I’m admittedly an outsider to conservative circles, but that seems a curious choice: What is Loeffler trying to tell us about herself with such ads, and what makes her think that the voters whom she’s trying to attract would see Attila as a positive model?
It’s not as if Attila was pro-life, a defender of law and order or someone who respected private property. The man was a vicious killer who slaughtered every living soul in the cities that he conquered and plundered. It’s also not about low taxes; Attila “taxed” you by stealing everything you had.
It’s not his adherence to constitutional principles and liberty; like someone else we’ve come to know, Attila demanded total personal loyalty, and those who wouldn’t give it weren’t kept around very long. And it isn’t defense of religious freedom in general or of Christianity in particular; in the words of a chronicler in his day, Attila “took captive the churches and monasteries and slew the monks and maidens in great numbers.” In the fantasy world that conservatives have built for themselves, that would make Attila a liberal, right?
So it’s a mystery: What exactly makes Attila an icon for today’s conservatives? When did they abandon Ronald Reagan or Barry Goldwater as examples to be emulated and turn instead to a man renowned as brutal and cruel?
We got an inkling of an answer in the presidential debate on Tuesday night, which quickly devolved into a 90-minute microcosm of Donald Trump’s presidency. Throughout the debate Trump lied, provoked, attacked, ignored the rules, cheated, insulted, created chaos and incited violence, all to distract attention from his own incompetence and amorality.
At one point the moderator, Chris Wallace of Fox News, all but begged Trump to state publicly that he would abide by the results of the election.
Trump would not do so.
Wallace also asked Trump whether he would repudiate white supremacists and the armed militias that seem to be gathering in his support. Again, Trump refused to do so. Instead he cited the Proud Boys, one of the more violent right-wing bully-boy groups, instructing them to “stand back and stand by,” mumbling that “somebody’s got to do something about antifa and the left.”
The Proud Boys were ecstatic, treating Trump’s request to “stand by” as an order from their commander-in-chief to be ready when he called upon their services.

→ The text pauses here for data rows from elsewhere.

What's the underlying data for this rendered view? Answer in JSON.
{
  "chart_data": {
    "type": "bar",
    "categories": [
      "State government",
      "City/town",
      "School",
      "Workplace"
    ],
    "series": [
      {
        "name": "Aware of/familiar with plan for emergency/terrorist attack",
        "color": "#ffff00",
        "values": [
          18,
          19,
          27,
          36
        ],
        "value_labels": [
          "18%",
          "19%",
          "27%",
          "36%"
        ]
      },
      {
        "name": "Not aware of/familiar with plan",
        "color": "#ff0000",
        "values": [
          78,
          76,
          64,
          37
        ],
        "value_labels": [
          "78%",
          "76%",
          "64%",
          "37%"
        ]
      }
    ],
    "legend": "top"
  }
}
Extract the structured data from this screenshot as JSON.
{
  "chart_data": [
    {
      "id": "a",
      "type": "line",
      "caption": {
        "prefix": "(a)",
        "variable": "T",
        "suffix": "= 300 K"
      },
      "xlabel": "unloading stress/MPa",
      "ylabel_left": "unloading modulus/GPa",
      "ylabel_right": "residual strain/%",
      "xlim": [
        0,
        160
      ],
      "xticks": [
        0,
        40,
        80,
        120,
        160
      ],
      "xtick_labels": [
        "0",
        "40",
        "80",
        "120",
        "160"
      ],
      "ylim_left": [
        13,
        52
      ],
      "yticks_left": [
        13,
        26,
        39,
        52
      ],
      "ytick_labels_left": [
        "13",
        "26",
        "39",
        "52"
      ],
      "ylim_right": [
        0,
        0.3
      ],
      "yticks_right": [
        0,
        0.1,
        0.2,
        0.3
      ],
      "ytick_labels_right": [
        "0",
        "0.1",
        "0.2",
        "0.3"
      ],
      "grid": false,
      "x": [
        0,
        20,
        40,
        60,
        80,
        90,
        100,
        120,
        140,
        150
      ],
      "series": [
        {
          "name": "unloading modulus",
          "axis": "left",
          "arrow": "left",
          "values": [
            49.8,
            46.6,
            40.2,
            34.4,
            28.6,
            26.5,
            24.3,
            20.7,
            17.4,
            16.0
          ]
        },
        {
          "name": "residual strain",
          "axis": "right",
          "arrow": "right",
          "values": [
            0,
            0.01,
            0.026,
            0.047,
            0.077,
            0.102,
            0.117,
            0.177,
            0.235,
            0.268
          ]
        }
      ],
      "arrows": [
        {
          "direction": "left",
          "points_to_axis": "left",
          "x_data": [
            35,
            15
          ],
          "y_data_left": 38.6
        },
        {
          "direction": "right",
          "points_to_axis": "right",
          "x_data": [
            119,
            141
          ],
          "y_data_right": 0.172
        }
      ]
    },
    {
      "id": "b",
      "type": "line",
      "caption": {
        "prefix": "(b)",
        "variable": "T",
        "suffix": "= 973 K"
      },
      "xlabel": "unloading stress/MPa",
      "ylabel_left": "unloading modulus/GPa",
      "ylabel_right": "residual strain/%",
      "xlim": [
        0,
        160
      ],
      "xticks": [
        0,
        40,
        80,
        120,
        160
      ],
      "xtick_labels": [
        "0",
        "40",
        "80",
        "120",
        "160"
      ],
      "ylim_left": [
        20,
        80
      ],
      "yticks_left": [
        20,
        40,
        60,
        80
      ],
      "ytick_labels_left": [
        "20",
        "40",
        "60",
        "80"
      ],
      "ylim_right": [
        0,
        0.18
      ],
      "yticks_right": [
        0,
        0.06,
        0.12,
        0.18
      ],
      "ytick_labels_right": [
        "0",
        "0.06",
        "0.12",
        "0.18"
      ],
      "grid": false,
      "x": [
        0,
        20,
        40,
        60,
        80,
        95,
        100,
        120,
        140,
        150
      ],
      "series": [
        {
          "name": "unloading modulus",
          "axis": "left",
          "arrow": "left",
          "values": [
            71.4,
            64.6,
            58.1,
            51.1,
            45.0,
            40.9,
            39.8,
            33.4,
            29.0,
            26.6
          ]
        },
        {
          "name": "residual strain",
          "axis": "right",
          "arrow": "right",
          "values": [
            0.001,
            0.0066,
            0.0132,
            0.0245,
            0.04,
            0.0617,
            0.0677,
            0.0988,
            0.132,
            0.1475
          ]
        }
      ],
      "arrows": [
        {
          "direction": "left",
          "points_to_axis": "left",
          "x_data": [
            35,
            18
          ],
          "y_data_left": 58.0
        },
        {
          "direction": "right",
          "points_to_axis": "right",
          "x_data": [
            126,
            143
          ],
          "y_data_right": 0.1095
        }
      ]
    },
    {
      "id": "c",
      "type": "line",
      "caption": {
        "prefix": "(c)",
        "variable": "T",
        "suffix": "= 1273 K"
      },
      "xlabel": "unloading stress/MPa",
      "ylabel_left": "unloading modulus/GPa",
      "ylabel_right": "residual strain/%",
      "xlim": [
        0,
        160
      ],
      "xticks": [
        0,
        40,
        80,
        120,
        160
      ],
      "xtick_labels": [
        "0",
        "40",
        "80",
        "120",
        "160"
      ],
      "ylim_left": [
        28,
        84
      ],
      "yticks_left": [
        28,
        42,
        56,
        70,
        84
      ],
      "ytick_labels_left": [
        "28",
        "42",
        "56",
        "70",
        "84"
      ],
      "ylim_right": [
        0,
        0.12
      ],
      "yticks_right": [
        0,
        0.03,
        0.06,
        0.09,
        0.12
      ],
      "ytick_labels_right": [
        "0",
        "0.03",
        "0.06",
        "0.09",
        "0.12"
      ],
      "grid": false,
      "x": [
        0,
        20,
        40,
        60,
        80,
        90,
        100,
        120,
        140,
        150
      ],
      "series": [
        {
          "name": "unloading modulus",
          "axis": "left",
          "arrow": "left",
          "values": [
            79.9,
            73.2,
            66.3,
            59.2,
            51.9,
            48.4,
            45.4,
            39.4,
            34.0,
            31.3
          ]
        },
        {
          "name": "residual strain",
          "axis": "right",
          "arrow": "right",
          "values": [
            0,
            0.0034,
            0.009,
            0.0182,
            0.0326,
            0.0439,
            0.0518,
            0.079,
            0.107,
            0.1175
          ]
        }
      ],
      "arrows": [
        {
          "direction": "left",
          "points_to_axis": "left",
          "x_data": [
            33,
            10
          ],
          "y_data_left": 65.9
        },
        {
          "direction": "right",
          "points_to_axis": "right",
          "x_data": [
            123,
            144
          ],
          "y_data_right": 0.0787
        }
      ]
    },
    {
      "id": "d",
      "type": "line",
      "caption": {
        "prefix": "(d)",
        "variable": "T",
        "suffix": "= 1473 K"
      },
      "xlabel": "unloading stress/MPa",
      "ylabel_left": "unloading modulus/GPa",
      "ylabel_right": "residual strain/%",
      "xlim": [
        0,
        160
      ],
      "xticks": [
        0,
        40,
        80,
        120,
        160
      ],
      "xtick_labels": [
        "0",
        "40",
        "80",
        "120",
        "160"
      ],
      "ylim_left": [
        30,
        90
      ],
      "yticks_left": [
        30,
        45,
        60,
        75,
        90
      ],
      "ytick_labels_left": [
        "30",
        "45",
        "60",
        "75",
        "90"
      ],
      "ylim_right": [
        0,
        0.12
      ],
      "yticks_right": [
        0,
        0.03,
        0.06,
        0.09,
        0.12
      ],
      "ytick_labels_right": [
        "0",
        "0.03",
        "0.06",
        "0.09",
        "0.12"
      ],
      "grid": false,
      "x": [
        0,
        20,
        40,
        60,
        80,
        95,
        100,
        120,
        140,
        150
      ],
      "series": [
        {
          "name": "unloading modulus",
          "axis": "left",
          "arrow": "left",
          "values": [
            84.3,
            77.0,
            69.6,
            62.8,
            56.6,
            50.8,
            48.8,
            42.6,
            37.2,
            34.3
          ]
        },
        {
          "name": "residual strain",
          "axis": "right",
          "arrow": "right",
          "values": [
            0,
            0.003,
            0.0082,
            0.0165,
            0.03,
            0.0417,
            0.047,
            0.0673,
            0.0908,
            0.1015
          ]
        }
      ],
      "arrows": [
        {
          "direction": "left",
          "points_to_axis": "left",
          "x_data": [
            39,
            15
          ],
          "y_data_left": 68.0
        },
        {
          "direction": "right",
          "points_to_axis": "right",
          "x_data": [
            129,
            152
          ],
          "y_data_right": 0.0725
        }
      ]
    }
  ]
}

Loeffler has also signaled that she’s comfortable with such associations. In a photo released by her campaign on Twitter, Loeffler is shown campaigning in Ringgold alongside Marjorie Taylor Greene, the congressional candidate whose embrace of the bizarre QAnon theories and white supremacy has drawn stern disavowals from other Republicans. The photos also include several heavily armed militia members in cammo.
Those photos were not broadcast by accident. It’s one thing for people to show up at your event to demonstrate their support. As a candidate, you can’t control that and can’t be held to account for it. However, when a campaign sends out official photographs of such people alongside the candidate, it sends an official message that the candidate welcomes and embraces such support.
While that’s Loeffler’s right, it’s not a message that would have been sent by Johnny Isakson, a longtime Republican and Loeffler’s predecessor in that Senate seat. It’s not a message that any mainstream Republican would have been comfortable sending even four years ago.
But Attila the Hun would have liked it just fine.